Attribute propagation

Across service boundaries (your app → vector store → tool service → external API), trace context must propagate via the traceparent HTTP header (W3C Trace Context). Most language SDKs do this automatically; verify in your stack.

When trace context is dropped, you get fragmented traces — the parent span shows in your backend, but the child doesn’t link. Debugging across the gap requires manual ID-stitching, which is error-prone.

Tooling

OpenLLMetry ↗ for instrumentation; vendor-neutral, instruments most LLM SDKs. Sends to any OTel-compatible backend.

Phoenix (Arize) ↗ as backend if you want LLM-specific UI; runs locally or as a service. Strong on trace exploration.

Helicone ↗ as a LLM-specific gateway-and-observability product. Open-source self-hosted available.

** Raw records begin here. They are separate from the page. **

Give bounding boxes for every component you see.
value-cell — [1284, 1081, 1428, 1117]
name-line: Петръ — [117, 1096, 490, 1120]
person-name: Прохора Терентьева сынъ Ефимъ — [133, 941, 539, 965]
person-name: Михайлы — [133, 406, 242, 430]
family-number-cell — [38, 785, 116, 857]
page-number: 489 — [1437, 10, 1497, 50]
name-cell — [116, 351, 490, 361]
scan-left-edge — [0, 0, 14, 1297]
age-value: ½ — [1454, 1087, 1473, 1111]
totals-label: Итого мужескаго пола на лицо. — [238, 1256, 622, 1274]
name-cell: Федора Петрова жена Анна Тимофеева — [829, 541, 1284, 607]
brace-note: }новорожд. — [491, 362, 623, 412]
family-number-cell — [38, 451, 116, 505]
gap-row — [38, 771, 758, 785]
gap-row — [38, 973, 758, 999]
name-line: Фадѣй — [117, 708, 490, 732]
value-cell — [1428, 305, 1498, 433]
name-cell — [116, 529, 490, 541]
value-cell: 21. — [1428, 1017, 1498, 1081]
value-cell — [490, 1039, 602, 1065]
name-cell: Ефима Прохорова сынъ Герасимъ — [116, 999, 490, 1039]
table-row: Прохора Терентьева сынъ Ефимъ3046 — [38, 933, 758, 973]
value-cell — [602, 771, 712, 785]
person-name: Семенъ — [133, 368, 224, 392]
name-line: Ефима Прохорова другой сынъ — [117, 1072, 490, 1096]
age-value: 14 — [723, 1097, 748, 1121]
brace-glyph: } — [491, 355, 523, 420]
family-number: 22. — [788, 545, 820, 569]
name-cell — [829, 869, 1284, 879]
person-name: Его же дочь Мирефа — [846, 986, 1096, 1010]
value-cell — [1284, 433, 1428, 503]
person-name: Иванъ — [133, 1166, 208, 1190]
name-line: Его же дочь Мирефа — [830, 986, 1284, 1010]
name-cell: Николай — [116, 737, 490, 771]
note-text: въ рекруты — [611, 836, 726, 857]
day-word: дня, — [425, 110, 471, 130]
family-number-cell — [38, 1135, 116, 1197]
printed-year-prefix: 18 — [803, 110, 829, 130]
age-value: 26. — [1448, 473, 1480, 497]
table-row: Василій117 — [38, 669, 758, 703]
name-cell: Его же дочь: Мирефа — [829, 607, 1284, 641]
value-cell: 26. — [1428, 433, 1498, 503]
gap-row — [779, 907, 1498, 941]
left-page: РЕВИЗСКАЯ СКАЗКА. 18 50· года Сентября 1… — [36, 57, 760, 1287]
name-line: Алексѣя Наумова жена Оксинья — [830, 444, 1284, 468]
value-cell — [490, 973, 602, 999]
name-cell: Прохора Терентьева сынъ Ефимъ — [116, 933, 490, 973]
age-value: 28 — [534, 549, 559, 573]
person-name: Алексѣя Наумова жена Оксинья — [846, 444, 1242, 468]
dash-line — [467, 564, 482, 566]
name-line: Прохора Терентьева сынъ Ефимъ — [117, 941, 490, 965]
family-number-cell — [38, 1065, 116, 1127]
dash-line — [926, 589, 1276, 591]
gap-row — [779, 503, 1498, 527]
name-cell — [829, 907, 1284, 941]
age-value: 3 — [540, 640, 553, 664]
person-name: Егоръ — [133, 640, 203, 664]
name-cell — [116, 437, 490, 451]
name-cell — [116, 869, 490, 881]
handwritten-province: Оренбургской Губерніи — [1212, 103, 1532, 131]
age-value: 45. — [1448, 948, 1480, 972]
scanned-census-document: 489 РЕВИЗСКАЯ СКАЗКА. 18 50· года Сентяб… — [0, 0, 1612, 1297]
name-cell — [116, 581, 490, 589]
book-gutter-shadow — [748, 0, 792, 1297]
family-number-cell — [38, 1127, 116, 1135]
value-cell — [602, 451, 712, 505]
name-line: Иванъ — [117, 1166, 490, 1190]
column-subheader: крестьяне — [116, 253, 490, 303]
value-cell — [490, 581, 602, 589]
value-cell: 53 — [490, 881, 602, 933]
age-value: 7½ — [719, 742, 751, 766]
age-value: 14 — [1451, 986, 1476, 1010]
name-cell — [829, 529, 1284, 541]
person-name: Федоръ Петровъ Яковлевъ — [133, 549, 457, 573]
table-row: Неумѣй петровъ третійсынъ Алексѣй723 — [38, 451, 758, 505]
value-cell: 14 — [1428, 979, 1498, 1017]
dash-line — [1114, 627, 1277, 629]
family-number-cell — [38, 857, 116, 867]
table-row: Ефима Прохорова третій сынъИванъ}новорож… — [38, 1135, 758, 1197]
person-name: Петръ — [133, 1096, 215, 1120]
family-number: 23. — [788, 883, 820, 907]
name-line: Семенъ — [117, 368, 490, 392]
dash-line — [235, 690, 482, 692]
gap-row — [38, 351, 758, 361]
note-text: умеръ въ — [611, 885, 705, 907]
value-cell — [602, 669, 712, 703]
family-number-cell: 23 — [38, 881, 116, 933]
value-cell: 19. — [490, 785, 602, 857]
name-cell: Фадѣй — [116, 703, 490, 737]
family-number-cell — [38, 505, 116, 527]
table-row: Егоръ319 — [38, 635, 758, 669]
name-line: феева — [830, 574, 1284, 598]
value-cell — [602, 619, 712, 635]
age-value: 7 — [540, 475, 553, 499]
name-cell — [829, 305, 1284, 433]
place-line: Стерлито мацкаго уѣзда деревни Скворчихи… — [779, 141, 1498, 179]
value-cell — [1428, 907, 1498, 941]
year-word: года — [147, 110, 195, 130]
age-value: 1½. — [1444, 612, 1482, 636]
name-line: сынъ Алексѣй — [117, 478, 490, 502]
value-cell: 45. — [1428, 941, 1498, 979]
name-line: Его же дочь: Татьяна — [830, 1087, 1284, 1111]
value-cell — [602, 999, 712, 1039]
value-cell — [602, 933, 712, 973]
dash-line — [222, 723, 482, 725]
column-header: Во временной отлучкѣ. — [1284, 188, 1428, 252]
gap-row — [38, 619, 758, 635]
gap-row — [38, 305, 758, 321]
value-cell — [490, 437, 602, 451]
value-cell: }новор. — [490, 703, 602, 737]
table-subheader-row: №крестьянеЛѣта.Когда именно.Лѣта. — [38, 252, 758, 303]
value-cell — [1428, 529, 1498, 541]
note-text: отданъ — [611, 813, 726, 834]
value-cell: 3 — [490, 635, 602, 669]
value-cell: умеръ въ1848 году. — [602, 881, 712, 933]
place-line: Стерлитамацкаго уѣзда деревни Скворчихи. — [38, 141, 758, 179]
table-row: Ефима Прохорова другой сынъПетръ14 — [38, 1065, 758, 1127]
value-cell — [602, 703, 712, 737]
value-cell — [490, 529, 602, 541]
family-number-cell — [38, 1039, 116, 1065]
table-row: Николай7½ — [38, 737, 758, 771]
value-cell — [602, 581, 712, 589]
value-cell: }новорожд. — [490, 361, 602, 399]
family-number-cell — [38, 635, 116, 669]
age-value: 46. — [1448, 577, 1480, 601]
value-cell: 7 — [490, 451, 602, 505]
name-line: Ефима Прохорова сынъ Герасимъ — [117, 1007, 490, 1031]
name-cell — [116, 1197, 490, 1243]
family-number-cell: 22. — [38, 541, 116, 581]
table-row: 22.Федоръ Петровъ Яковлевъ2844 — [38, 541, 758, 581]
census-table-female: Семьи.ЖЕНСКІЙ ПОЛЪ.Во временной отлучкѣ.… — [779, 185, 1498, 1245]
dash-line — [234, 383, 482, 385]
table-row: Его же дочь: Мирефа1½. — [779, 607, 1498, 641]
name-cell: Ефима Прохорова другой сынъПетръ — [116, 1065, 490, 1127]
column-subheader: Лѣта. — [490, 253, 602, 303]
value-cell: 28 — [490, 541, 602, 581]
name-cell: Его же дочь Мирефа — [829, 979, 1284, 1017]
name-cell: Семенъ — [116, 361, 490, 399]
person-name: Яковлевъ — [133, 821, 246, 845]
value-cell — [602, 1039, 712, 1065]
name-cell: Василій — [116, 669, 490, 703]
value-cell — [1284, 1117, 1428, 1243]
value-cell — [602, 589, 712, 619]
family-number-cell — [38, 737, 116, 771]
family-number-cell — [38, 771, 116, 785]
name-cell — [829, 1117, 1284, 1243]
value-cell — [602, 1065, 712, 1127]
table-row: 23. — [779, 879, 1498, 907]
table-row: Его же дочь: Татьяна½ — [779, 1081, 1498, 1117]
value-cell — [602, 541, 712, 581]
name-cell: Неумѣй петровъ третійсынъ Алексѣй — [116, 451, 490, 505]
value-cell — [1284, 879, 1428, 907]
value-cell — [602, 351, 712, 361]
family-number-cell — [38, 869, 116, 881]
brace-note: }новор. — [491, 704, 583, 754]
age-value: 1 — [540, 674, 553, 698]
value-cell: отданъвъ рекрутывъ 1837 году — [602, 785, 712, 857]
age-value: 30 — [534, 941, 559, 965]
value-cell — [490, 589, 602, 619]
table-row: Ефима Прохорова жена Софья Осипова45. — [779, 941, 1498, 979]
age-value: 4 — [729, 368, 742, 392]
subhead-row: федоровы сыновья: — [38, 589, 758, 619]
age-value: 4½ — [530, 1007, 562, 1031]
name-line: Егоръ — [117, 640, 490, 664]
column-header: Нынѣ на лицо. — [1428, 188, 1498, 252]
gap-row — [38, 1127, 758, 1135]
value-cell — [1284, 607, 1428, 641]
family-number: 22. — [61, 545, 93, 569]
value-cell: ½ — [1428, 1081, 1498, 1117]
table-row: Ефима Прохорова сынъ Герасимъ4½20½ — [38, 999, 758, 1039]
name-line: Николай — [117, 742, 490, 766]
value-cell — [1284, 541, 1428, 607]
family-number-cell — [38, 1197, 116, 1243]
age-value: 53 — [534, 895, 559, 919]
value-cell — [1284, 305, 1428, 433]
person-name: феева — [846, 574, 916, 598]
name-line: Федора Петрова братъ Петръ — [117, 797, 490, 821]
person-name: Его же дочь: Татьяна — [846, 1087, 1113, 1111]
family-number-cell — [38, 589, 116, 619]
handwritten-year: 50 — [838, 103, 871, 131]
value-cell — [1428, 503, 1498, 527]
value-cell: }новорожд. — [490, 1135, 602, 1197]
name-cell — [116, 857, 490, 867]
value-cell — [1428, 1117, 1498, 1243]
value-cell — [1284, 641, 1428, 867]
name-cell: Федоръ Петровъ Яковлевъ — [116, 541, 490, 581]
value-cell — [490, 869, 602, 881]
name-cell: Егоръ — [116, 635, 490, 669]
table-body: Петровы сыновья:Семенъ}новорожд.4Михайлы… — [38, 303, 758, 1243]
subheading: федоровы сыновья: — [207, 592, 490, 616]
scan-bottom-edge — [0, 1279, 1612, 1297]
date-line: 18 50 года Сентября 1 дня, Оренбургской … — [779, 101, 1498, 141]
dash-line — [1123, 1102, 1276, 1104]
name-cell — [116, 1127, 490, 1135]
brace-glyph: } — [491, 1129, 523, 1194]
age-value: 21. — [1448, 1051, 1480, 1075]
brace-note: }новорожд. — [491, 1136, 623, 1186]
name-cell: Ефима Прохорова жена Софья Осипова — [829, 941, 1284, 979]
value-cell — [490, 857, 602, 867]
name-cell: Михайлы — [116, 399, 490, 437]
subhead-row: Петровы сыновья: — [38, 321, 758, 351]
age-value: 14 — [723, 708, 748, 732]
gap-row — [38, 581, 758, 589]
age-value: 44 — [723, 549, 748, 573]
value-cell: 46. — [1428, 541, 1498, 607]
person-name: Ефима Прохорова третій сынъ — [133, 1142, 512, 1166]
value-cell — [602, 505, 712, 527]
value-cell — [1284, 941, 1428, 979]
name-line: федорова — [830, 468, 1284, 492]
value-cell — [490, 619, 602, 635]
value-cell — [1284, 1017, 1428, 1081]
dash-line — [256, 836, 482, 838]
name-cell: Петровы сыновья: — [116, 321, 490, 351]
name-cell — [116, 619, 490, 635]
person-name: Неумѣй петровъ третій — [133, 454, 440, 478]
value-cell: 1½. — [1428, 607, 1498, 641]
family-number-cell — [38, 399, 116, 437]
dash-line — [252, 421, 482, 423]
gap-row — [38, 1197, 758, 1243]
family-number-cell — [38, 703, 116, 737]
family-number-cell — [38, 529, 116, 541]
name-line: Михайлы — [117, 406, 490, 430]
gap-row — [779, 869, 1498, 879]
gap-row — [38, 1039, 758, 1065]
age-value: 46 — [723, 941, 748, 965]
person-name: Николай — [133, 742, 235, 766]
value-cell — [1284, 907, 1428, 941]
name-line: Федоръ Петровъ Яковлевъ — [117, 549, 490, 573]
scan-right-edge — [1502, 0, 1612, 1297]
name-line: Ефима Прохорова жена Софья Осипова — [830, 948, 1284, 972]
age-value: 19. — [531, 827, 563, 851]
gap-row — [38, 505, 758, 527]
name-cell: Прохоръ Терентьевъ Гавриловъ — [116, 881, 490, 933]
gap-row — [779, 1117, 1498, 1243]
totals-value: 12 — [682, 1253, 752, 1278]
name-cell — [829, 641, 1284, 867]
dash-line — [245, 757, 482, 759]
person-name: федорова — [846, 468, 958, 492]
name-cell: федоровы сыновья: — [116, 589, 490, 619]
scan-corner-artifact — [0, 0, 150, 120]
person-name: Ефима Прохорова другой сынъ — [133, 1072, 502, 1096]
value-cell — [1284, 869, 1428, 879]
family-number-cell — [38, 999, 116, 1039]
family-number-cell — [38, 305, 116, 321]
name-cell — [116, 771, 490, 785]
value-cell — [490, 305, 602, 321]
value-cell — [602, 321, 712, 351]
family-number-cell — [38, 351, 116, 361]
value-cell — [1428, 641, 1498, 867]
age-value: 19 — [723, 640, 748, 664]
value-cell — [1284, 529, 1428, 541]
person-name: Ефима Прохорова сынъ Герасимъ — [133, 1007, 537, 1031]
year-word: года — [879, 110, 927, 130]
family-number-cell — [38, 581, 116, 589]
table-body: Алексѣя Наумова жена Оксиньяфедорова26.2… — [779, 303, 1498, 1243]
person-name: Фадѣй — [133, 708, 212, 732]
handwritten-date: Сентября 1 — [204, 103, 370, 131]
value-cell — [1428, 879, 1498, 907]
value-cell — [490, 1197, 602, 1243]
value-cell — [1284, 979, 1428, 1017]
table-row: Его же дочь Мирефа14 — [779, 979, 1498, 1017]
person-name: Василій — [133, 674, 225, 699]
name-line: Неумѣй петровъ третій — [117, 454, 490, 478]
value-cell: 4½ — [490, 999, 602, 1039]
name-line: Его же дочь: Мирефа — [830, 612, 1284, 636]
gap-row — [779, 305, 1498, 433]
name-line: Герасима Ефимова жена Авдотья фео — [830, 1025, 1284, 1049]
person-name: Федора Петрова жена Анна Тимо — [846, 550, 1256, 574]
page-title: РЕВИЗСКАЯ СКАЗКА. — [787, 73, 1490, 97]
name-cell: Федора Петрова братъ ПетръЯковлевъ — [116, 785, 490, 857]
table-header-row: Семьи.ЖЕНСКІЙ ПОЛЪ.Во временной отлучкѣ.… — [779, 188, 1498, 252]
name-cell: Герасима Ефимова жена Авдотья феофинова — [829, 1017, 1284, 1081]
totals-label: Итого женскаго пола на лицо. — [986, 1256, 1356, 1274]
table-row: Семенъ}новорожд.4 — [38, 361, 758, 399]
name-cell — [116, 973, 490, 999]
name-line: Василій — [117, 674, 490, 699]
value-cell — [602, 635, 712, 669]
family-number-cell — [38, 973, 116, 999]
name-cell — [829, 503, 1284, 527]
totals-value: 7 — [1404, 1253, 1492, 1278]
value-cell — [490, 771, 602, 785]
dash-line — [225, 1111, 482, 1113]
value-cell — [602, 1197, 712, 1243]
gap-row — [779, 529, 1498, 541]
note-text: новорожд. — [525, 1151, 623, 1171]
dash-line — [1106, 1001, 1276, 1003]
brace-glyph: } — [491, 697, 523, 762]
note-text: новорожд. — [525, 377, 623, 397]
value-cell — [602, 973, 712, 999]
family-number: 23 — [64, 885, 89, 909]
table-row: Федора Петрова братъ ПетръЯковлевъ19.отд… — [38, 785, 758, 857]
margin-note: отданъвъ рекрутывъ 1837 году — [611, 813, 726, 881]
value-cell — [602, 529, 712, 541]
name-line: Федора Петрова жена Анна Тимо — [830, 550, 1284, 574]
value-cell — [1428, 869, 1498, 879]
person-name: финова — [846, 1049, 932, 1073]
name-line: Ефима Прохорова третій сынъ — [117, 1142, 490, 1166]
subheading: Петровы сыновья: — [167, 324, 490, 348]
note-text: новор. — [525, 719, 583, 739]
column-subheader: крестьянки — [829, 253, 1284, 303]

LangSmith ↗ if you’re already in the LangChain ecosystem; otherwise OTel + Phoenix is a more portable stack.

What the trace lets you do

Once instrumented, common debugging questions become 5-minute trace queries:

“Why was this user’s request slow?” → load trace, look at the waterfall, identify the long span
“Why did this feature’s cost double?” → compare last week’s traces to this week’s, look at average tokens per call
“Why did the model call the wrong tool?” → load the trace, look at the span where the tool call decision was made, inspect input
“Why did the response contain stale data?” → trace shows retrieval span; check cache hit + index version

Without traces: spend 2 hours theorizing. With traces: see the answer immediately.

What to instrument first

If you’re starting from zero, instrumentation order:

The outermost request boundary (handle_request span)
Each LLM call (with the conventions above)
Each tool call
Each retrieval
Errors (caught exceptions become span events)
Cache lookups (separate span, even if cheap)
Output validation / classification

You can ship #1-3 in a day with OpenLLMetry. The remaining items roll out over a sprint. Within two weeks you have full coverage and the debugging-time payback starts immediately.

Cross-references

For cost observability specifically, see llmops.report on token-cost observability ↗. For drift detection with the same trace data, mlmonitoring.report on silent quality decay ↗. For the security side of trace data (what NOT to log), see guardml.io on output classification ↗.

The traces are the foundation; everything else builds on them.